The customer is always wrong. KTM unapologetically trades some reliability and annoyingly short maintenance intervals for pure performance and great handling. Unlike the Japanese companies, they make light and fast machines that demand attention like prize race horses. No question KTM produces the best Dual Sport and Adventure bikes today, but they are not cheap and they couldn't care less. The company seems entirely uninterested in public input and appears nearly impervious to market forces that control every aspect of Honda, Yamaha, Suzuki, and Kawasaki.


The Husqvarna aesthetic. Husqvarna, now a part of the KTM Group, began as a Swedish rifle manufacturer with roots that trace to the 1600s. Today they make chainsaws, axes, and motorcycles today. The Husqvarna logo is sophisticated and timeless. Brawny but smart.

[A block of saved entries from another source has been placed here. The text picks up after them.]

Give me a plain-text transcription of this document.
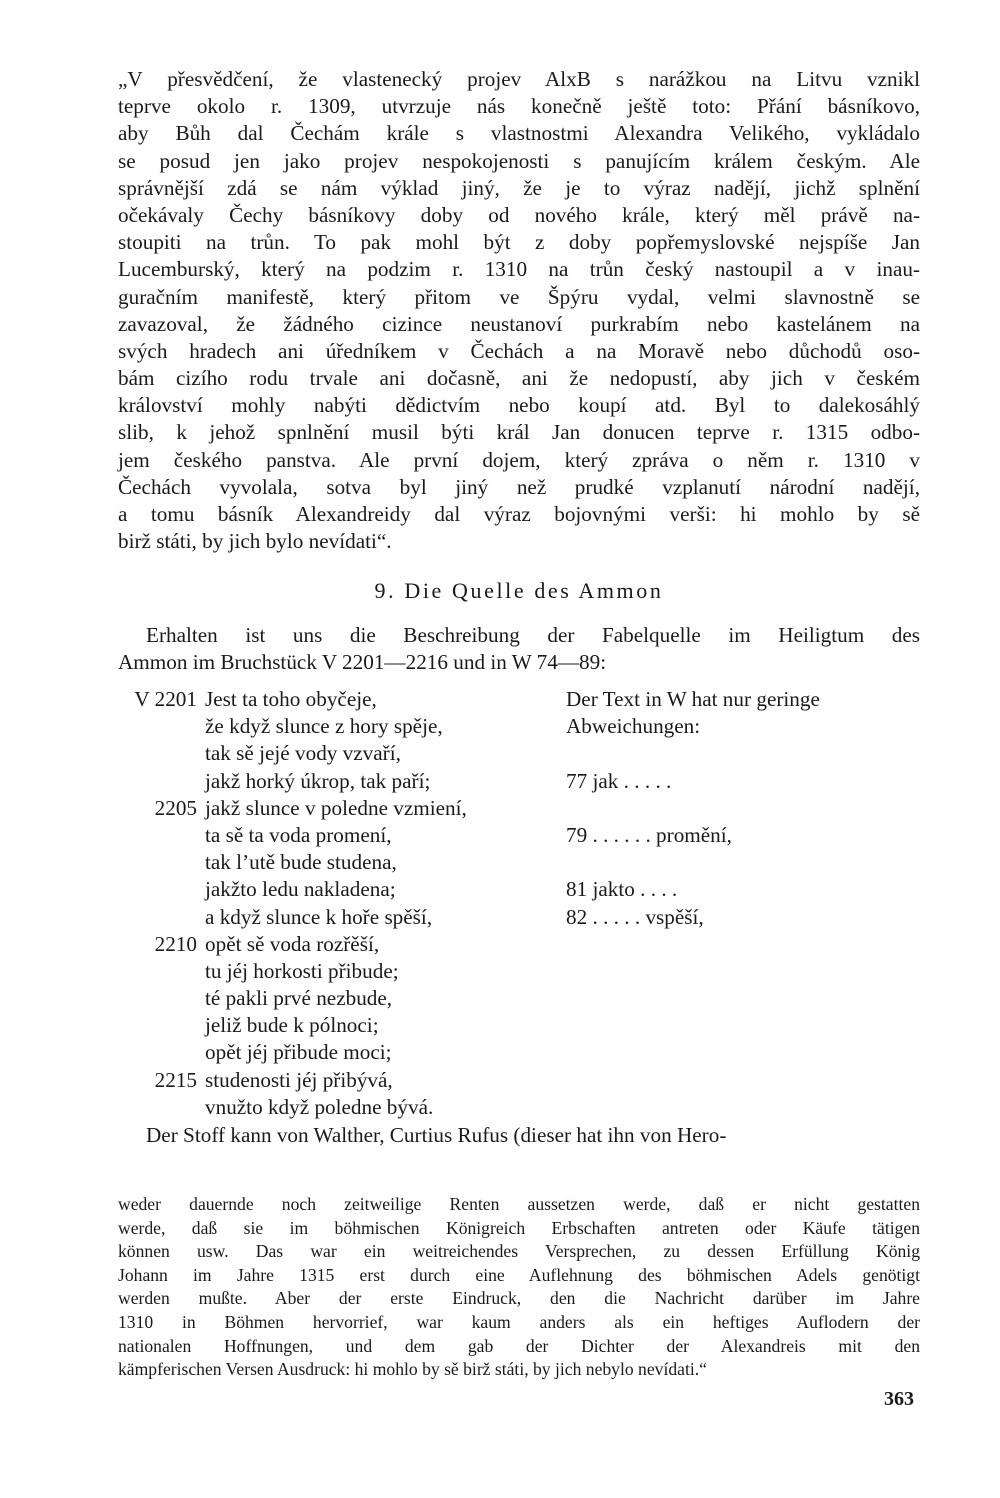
„V přesvědčení, že vlastenecký projev AlxB s narážkou na Litvu vznikl
teprve okolo r. 1309, utvrzuje nás konečně ještě toto: Přání básníkovo,
aby Bůh dal Čechám krále s vlastnostmi Alexandra Velikého, vykládalo
se posud jen jako projev nespokojenosti s panujícím králem českým. Ale
správnější zdá se nám výklad jiný, že je to výraz nadějí, jichž splnění
očekávaly Čechy básníkovy doby od nového krále, který měl právě na-
stoupiti na trůn. To pak mohl být z doby popřemyslovské nejspíše Jan
Lucemburský, který na podzim r. 1310 na trůn český nastoupil a v inau-
guračním manifestě, který přitom ve Špýru vydal, velmi slavnostně se
zavazoval, že žádného cizince neustanoví purkrabím nebo kastelánem na
svých hradech ani úředníkem v Čechách a na Moravě nebo důchodů oso-
bám cizího rodu trvale ani dočasně, ani že nedopustí, aby jich v českém
království mohly nabýti dědictvím nebo koupí atd. Byl to dalekosáhlý
slib, k jehož spnlnění musil býti král Jan donucen teprve r. 1315 odbo-
jem českého panstva. Ale první dojem, který zpráva o něm r. 1310 v
Čechách vyvolala, sotva byl jiný než prudké vzplanutí národní nadějí,
a tomu básník Alexandreidy dal výraz bojovnými verši: hi mohlo by sě
birž státi, by jich bylo nevídati“.
9. Die Quelle des Ammon
Erhalten ist uns die Beschreibung der Fabelquelle im Heiligtum des
Ammon im Bruchstück V 2201—2216 und in W 74—89:
V 2201 Jest ta toho obyčeje,	Der Text in W hat nur geringe
že když slunce z hory spěje,	Abweichungen:
tak sě jejé vody vzvaří,
jakž horký úkrop, tak paří;	77 jak . . . . .
2205 jakž slunce v poledne vzmiení,
ta sě ta voda promení,	79 . . . . . . promění,
tak l’utě bude studena,
jakžto ledu nakladena;	81 jakto . . . .
a když slunce k hoře spěší,	82 . . . . . vspěší,
2210 opět sě voda rozřěší,
tu jéj horkosti přibude;
té pakli prvé nezbude,
jeliž bude k pólnoci;
opět jéj přibude moci;
2215 studenosti jéj přibývá,
vnužto když poledne bývá.
Der Stoff kann von Walther, Curtius Rufus (dieser hat ihn von Hero-
weder dauernde noch zeitweilige Renten aussetzen werde, daß er nicht gestatten
werde, daß sie im böhmischen Königreich Erbschaften antreten oder Käufe tätigen
können usw. Das war ein weitreichendes Versprechen, zu dessen Erfüllung König
Johann im Jahre 1315 erst durch eine Auflehnung des böhmischen Adels genötigt
werden mußte. Aber der erste Eindruck, den die Nachricht darüber im Jahre
1310 in Böhmen hervorrief, war kaum anders als ein heftiges Auflodern der
nationalen Hoffnungen, und dem gab der Dichter der Alexandreis mit den
kämpferischen Versen Ausdruck: hi mohlo by sě birž státi, by jich nebylo nevídati.“
363
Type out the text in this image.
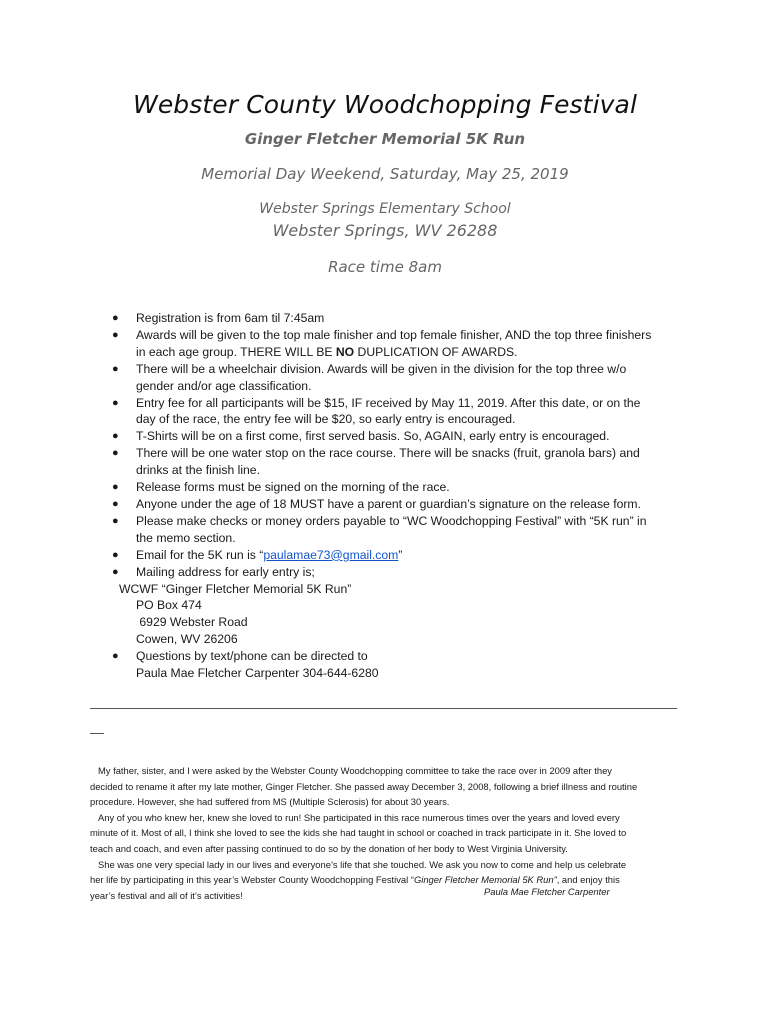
Webster County Woodchopping Festival
Ginger Fletcher Memorial 5K Run
Memorial Day Weekend, Saturday, May 25, 2019
Webster Springs Elementary School
Webster Springs, WV 26288
Race time 8am
● Registration is from 6am til 7:45am
● Awards will be given to the top male finisher and top female finisher, AND the top three finishers
in each age group. THERE WILL BE NO DUPLICATION OF AWARDS.
● There will be a wheelchair division. Awards will be given in the division for the top three w/o
gender and/or age classification.
● Entry fee for all participants will be $15, IF received by May 11, 2019. After this date, or on the
day of the race, the entry fee will be $20, so early entry is encouraged.
● T-Shirts will be on a first come, first served basis. So, AGAIN, early entry is encouraged.
● There will be one water stop on the race course. There will be snacks (fruit, granola bars) and
drinks at the finish line.
● Release forms must be signed on the morning of the race.
● Anyone under the age of 18 MUST have a parent or guardian’s signature on the release form.
● Please make checks or money orders payable to “WC Woodchopping Festival” with “5K run” in
the memo section.
● Email for the 5K run is “paulamae73@gmail.com”
● Mailing address for early entry is;
WCWF “Ginger Fletcher Memorial 5K Run”
PO Box 474
6929 Webster Road
Cowen, WV 26206
● Questions by text/phone can be directed to
Paula Mae Fletcher Carpenter 304-644-6280

My father, sister, and I were asked by the Webster County Woodchopping committee to take the race over in 2009 after they

decided to rename it after my late mother, Ginger Fletcher. She passed away December 3, 2008, following a brief illness and routine

procedure. However, she had suffered from MS (Multiple Sclerosis) for about 30 years.

Any of you who knew her, knew she loved to run! She participated in this race numerous times over the years and loved every

minute of it. Most of all, I think she loved to see the kids she had taught in school or coached in track participate in it. She loved to

teach and coach, and even after passing continued to do so by the donation of her body to West Virginia University.

She was one very special lady in our lives and everyone’s life that she touched. We ask you now to come and help us celebrate

her life by participating in this year’s Webster County Woodchopping Festival “Ginger Fletcher Memorial 5K Run”, and enjoy this

year’s festival and all of it’s activities!	Paula Mae Fletcher Carpenter
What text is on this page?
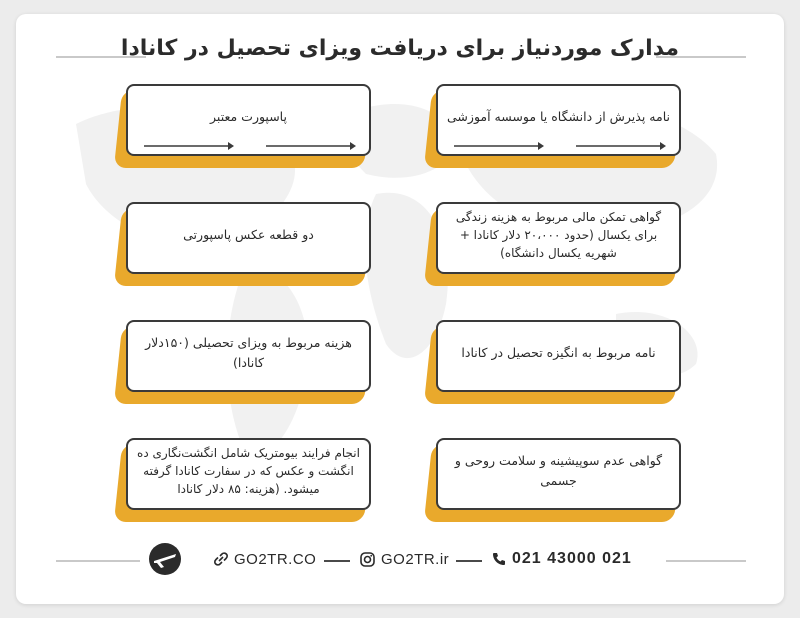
مدارک موردنیاز برای دریافت ویزای تحصیل در کانادا
نامه پذیرش از دانشگاه یا موسسه آموزشی
گواهی تمکن مالی مربوط به هزینه زندگی برای یکسال (حدود ۲۰،۰۰۰ دلار کانادا + شهریه یکسال دانشگاه)
نامه مربوط به انگیزه تحصیل در کانادا
گواهی عدم سوپیشینه و سلامت روحی و جسمی
پاسپورت معتبر
دو قطعه عکس پاسپورتی
هزینه مربوط به ویزای تحصیلی (۱۵۰دلار کانادا)
انجام فرایند بیومتریک شامل انگشت‌نگاری ده انگشت و عکس که در سفارت کانادا گرفته میشود. (هزینه: ۸۵ دلار کانادا
GO2TR.CO	GO2TR.ir	021 43000 021
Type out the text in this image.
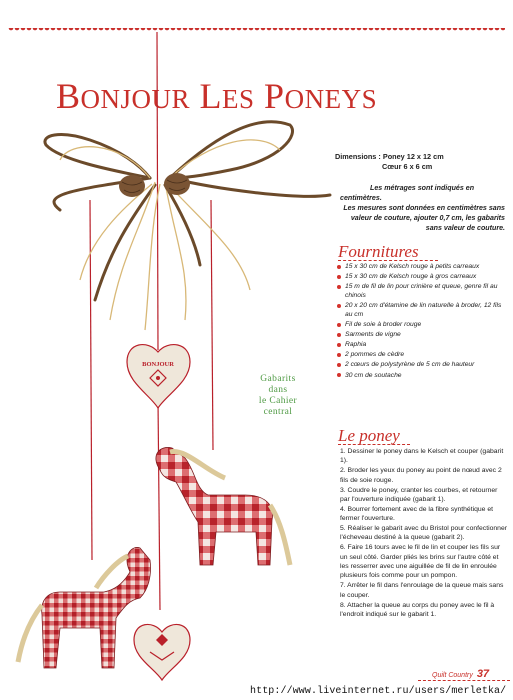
BONJOUR LES PONEYS
BONJOUR
Dimensions : Poney 12 x 12 cm
Cœur 6 x 6 cm
Les métrages sont indiqués en centimètres.
Les mesures sont données en centimètres sans valeur de couture, ajouter 0,7 cm, les gabarits sans valeur de couture.
Fournitures
15 x 30 cm de Kelsch rouge à petits carreaux
15 x 30 cm de Kelsch rouge à gros carreaux
15 m de fil de lin pour crinière et queue, genre fil au chinois
20 x 20 cm d'étamine de lin naturelle à broder, 12 fils au cm
Fil de soie à broder rouge
Sarments de vigne
Raphia
2 pommes de cèdre
2 cœurs de polystyrène de 5 cm de hauteur
30 cm de soutache
Gabarits
dans
le Cahier
central
Le poney
1. Dessiner le poney dans le Kelsch et couper (gabarit 1).
2. Broder les yeux du poney au point de nœud avec 2 fils de soie rouge.
3. Coudre le poney, cranter les courbes, et retourner par l'ouverture indiquée (gabarit 1).
4. Bourrer fortement avec de la fibre synthétique et fermer l'ouverture.
5. Réaliser le gabarit avec du Bristol pour confectionner l'écheveau destiné à la queue (gabarit 2).
6. Faire 16 tours avec le fil de lin et couper les fils sur un seul côté. Garder pliés les brins sur l'autre côté et les resserrer avec une aiguillée de fil de lin enroulée plusieurs fois comme pour un pompon.
7. Arrêter le fil dans l'enroulage de la queue mais sans le couper.
8. Attacher la queue au corps du poney avec le fil à l'endroit indiqué sur le gabarit 1.
Quilt Country 37
http://www.liveinternet.ru/users/merletka/
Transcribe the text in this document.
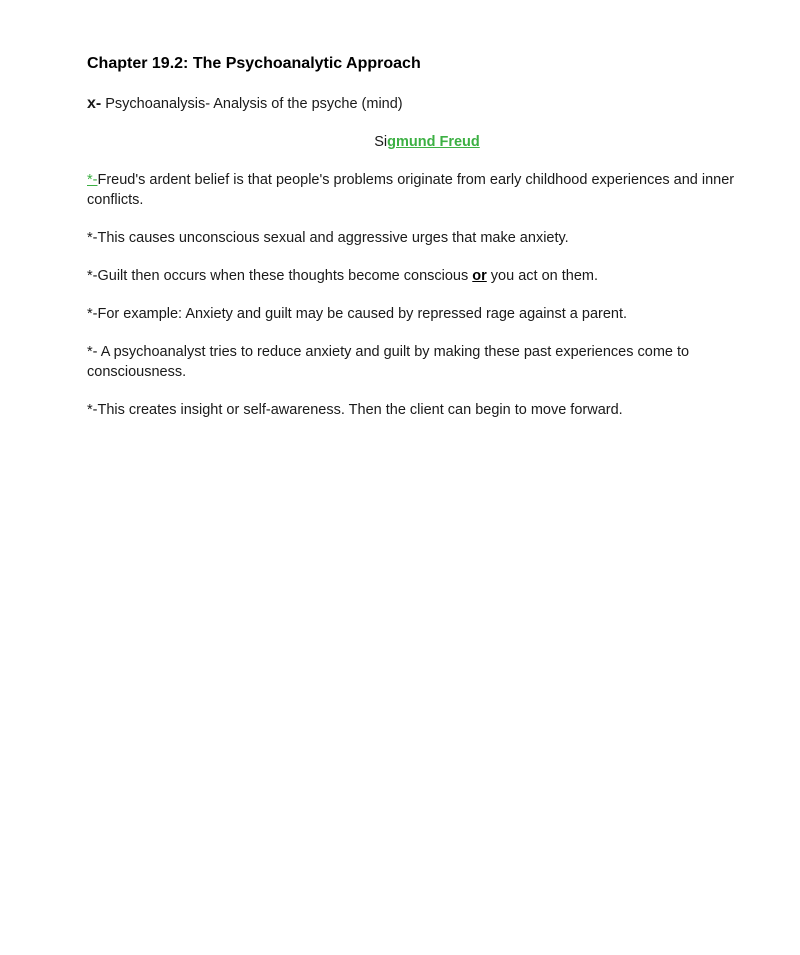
Chapter 19.2: The Psychoanalytic Approach
x- Psychoanalysis- Analysis of the psyche (mind)
Sigmund Freud
*-Freud's ardent belief is that people's problems originate from early childhood experiences and inner conflicts.
*-This causes unconscious sexual and aggressive urges that make anxiety.
*-Guilt then occurs when these thoughts become conscious or you act on them.
*-For example: Anxiety and guilt may be caused by repressed rage against a parent.
*- A psychoanalyst tries to reduce anxiety and guilt by making these past experiences come to consciousness.
*-This creates insight or self-awareness. Then the client can begin to move forward.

The corporate cultures at KTM and Husky must contrast markedly.


2021 Husqvarna Norden 901. Great looks, mediocre performance, heavy.


2013 KTM 990 Adventure. Timeless, powerful, influential rally looks.



Husqvarna logo. Professionally designed, symmetric, clean, and achingly Swedish.



KTM logo. Like something a teenager with a Forrest Gump accent scrawled on the door of his jacked 4x4 truck.

Its orange and black. An update is long overdue.